75.5  Saturday, Jan. 5  The mechanism of tracheal collapse in beetles: a multi-linked system PENDAR, H*; SOCHA, JJ; Virginia Tech; Virginia Tech

Many insects are known to augment their respiration via rhythmic tracheal compression and reinflation. A significant decrease in the volume of tracheal tubes during compression displaces air out of the body and likely mixes air within the tracheal system, thereby enhancing gas exchange. In carabid and tenebrionid beetles, compression of tracheae occurs mostly in the head and thorax, and only some tracheae collapse in the abdomen. Different mechanisms have been suggested to explain tracheal collapse, including collapse by contraction of surrounding muscles, abdominal or thoracic pumping, auto-ventilation by leg or wing movement, and hemolymph transport.

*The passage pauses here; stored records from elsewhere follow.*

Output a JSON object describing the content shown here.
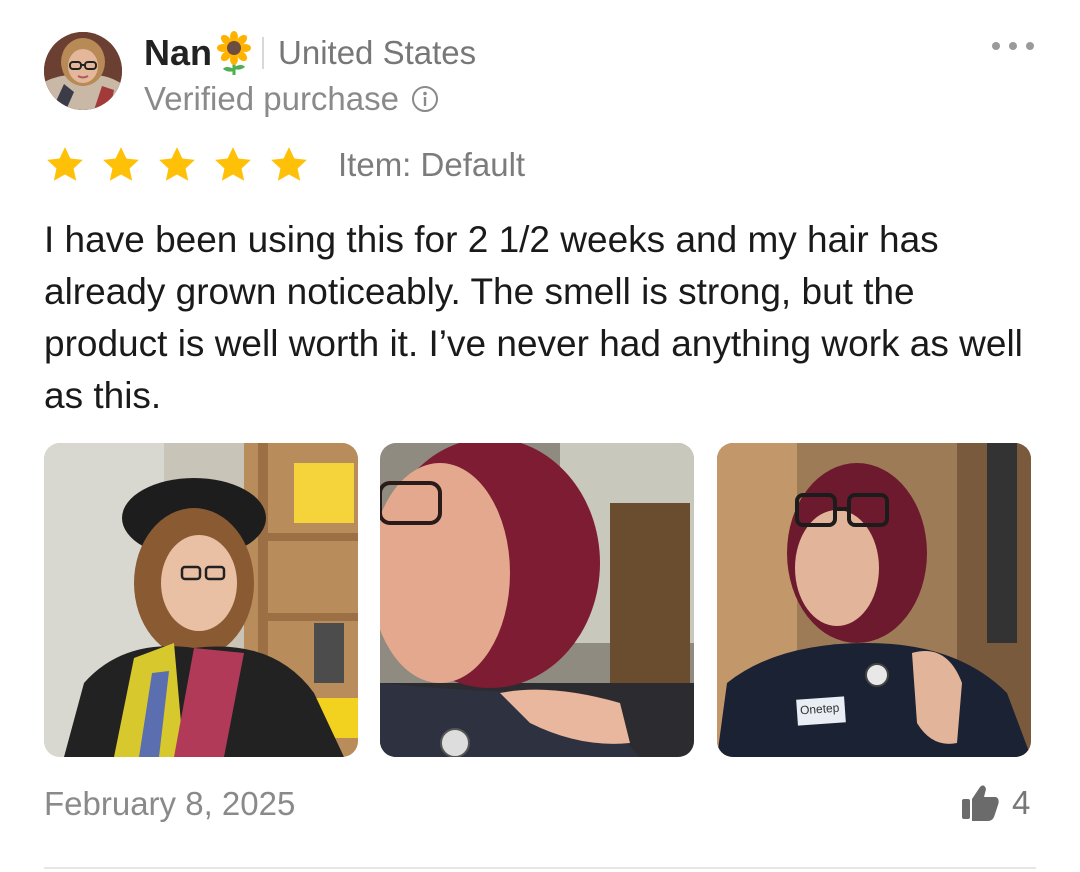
{
  "review": {
    "author": "Nan",
    "country": "United States",
    "verified_label": "Verified purchase",
    "rating": 5,
    "item_label": "Item: Default",
    "text": "I have been using this for 2 1/2 weeks and my hair has already grown noticeably. The smell is strong, but the product is well worth it. I’ve never had anything work as well as this.",
    "date": "February 8, 2025",
    "like_count": "4",
    "photos": [
      {
        "name": "review-photo-1"
      },
      {
        "name": "review-photo-2"
      },
      {
        "name": "review-photo-3",
        "badge_text": "Onetep"
      }
    ]
  },
  "icons": {
    "flower": "sunflower-emoji",
    "info": "info-icon",
    "more": "more-options-icon",
    "star": "star-icon",
    "like": "thumbs-up-icon"
  },
  "colors": {
    "star": "#FFC107",
    "text_muted": "#8a8a8a",
    "text_primary": "#1a1a1a"
  }
}
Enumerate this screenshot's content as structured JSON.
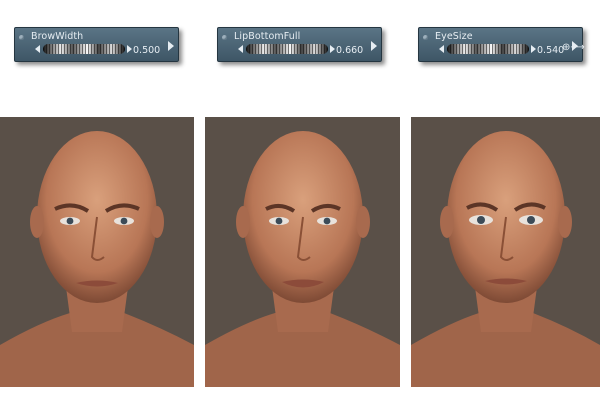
{
  "dials": [
    {
      "label": "BrowWidth",
      "value": "0.500"
    },
    {
      "label": "LipBottomFull",
      "value": "0.660"
    },
    {
      "label": "EyeSize",
      "value": "0.540"
    }
  ],
  "colors": {
    "dial_bg": "#4b6373",
    "viewport_bg": "#5a5048",
    "skin": "#c98b6a"
  }
}
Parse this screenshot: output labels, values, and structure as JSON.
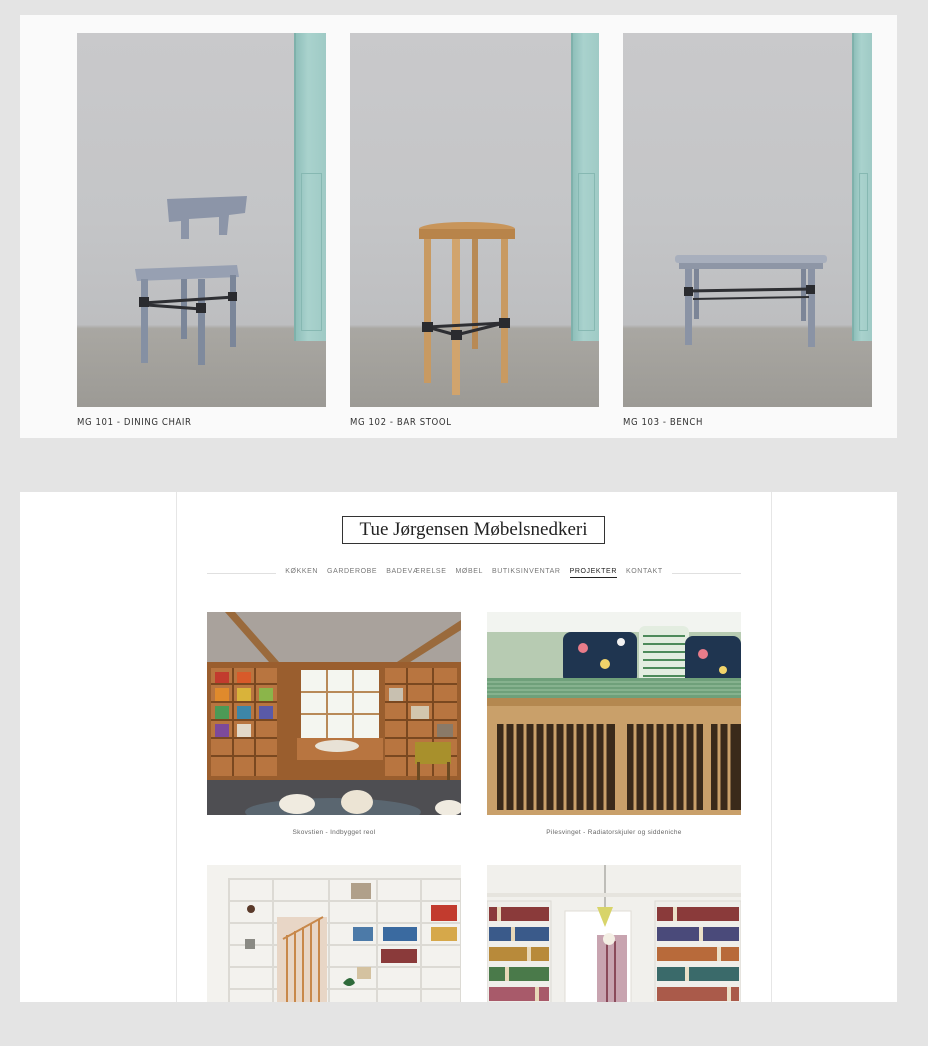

None of these hypotheses have been investigated in detail, and the mechanism of tube collapse in most insect taxa remains unknown. To determine the mechanism of collapse in beetles, we have been probing multiple physiological processes that are correlated with tube collapse to explore possible mechanical linkages in the system. Although previous work has used synchrotron x-ray imaging to observe tracheal compression, we have been able to take advantage of small locations of transparent cuticle in the thorax, abdomen, and legs to observe compression within the lab. Additionally, we use synchronous measurements of movement, pressure, and CO2 to quantify internal and external processes while tracheae collapse. These measurements have revealed the relationship of collapse with abdominal pumping, hemolymph pressure, gut movement, and CO2 release. Simultaneous pressure pulses of different magnitude throughout the body suggest that the abdominal pump helps to produce pressure, which is mediated by gut movements and regional compartmentalization. This research demonstrates how the use of multiple coordinated processes can result in collapse of tracheal tubes and the augmentation of gas exchange. Support: NSF 0938047 (JJS).